INHerit Health Mobile App Case Study
inHERit health mobile app helps users unlock insights into their family health history by connecting with biological relatives.

About the Project
inHERit health mobile app helps users unlock insights into their family health history by connecting with biological relatives. It combines survey data and health records to provide personalised appointment support and lets you track and query your health data. Users can also contribute to women’s health research and earn rewards for participating. It’s a smarter way to take control of your health while driving medical progress.
Building Health Mobile App with practical implementation discipline
inHERit health mobile app helps users unlock insights into their family health history by connecting with biological relatives. It combines survey data and health records to provide personalised appointment support and lets you track and query your health data. Users can also contribute to women’s health research and earn rewards for participating. It’s a smarter way to take control of your health while driving medical progress.
Why this Health Mobile App matters for the industry
For health technology teams building family health history and appointment-support products, the hard part is not just launching software. The harder problem is that family health information is difficult to turn into useful care context when records, surveys, relatives, and appointment preparation are disconnected. This case study shows how a focused implementation can turn that friction into a mobile health app for family history, biological-relative connections, surveys, health records, and appointment support.
Before and After the Build
Before
Users needed a way to gather family health history and connect with biological relatives.
Survey data and health records had to become usable appointment context.
Health information needed mobile workflows that supported privacy-aware user action.
After
The app helps users connect family history, survey responses, records, and appointment support.
Users can track and query health context in a more structured mobile experience.
The product demonstrates how family health workflows can become more actionable.
Challenges We Faced
1. Product and workflow clarity
Turning the health mobile app concept into a usable, structured product experience.
2. Technical implementation depth
Coordinating the implementation across Flutter flow, Firebase, Django, Azure SQL.
Key Features Delivered
How We Solved It
Family health history collection.
Survey and health record workflows.
Appointment support.
Research participation and rewards.
How the System Was Structured
Experience layer
Flutter flow shaped the user-facing product screens, responsive flows, and role-specific interface patterns.
Workflow and data layer
Firebase, Django supported the operational records, authenticated workflows, content models, and business logic behind the product.
Integration layer
The integration layer connected product workflows with the external systems and services required for real-world use.
Operating layer
Admin screens, structured content, dashboards, and repeatable workflows made the system easier to maintain after launch instead of leaving value trapped in custom code.
Project Screenshots


















Results Delivered
Delivered a health mobile app project with implementation coverage across Family health history collection, Survey and health record workflows, Appointment support, Research participation and rewards.
Operational lift for health technology teams building family health history and appointment-support products
The value of this case study is in the operating shift: a mobile health app for family history, biological-relative connections, surveys, health records, and appointment support. For teams in this category, that means clearer ownership, fewer scattered tools, and a stronger foundation for growth.
Reduces scattered work by moving the core family health records mobile app workflow into a structured product surface.
Improves visibility because users, admins, or operators can inspect the state of the workflow instead of relying on informal updates.
Creates a stronger foundation for future automation, analytics, integrations, and workflow expansion.
Family health history collection gives teams a more repeatable way to handle family health history collection without rebuilding the workflow manually.
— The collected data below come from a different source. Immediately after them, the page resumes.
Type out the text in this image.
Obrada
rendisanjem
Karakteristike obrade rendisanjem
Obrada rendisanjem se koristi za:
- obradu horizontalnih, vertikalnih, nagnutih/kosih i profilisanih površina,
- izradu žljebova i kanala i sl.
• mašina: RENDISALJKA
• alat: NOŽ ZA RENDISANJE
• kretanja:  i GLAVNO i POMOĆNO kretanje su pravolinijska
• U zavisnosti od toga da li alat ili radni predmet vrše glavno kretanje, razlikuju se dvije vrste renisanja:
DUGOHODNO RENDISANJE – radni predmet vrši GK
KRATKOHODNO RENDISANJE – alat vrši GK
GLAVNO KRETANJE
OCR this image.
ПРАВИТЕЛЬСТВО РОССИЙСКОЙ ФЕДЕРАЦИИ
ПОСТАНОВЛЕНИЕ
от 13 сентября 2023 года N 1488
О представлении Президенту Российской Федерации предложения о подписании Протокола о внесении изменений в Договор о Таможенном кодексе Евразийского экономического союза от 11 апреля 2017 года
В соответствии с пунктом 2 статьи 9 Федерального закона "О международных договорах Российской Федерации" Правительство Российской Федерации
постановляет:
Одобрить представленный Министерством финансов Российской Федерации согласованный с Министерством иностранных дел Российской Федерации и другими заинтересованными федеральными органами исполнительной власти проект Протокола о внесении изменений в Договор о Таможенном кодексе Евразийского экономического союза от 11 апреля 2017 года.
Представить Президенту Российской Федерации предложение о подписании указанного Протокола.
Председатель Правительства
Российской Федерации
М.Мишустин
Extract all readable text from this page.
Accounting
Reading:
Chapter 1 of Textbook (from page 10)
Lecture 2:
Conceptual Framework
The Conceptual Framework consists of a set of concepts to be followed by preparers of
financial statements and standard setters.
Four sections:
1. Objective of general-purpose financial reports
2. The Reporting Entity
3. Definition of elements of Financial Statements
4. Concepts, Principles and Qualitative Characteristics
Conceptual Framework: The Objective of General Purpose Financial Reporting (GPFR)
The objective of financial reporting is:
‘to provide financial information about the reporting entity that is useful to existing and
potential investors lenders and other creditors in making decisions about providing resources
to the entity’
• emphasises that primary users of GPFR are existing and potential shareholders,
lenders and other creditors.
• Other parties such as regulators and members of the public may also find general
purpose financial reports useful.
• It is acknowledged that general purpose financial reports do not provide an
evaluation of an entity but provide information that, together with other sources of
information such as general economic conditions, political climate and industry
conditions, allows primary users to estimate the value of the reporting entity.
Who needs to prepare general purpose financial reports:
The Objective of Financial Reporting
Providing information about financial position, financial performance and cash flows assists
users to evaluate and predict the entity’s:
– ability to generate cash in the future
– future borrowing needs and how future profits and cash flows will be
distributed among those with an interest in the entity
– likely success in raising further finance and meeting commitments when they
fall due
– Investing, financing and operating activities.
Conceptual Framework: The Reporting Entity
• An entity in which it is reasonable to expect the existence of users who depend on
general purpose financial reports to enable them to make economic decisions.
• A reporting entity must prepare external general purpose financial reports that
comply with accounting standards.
What health technology teams building family health history and appointment-support products can take from this Health Mobile App build
INHerit is useful beyond the project itself because it shows how a focused product can reduce operating friction in a specific workflow category.
Start with the workflow that creates repeated manual drag, then design the product around making that workflow visible and easier to complete.
Use integrations only where they remove a real handoff. A connected stack is valuable when it improves data flow, support quality, reporting, or user speed.
Keep admin control and content maintenance in the architecture from the start so the product does not become fragile after launch.
Treat AI, automation, and dashboards as operating layers. They should help teams make decisions, complete work, or understand exceptions rather than exist as disconnected features.
Technologies We Used
Questions This Case Study Helps Answer
What problem does this health mobile app solve?
INHerit addresses a common problem for health technology teams building family health history and appointment-support products: family health information is difficult to turn into useful care context when records, surveys, relatives, and appointment preparation are disconnected. The build turns that issue into a mobile health app for family history, biological-relative connections, surveys, health records, and appointment support.
What can similar teams learn from the INHerit build?
The main lesson is to design around the operating workflow first. Screens, integrations, data models, and AI features become more useful when they reduce handoffs and make the work easier to inspect.
What technology stack supported this case study?
The implementation used Flutter flow, Firebase, Django, Azure SQL to support the product experience, workflow logic, and integrations.
When should a company build a custom health mobile app?
A custom build makes sense when off-the-shelf tools cannot match the workflow, data model, integrations, or user experience required by the business. The goal is not custom software for its own sake; it is operational leverage that holds up after launch.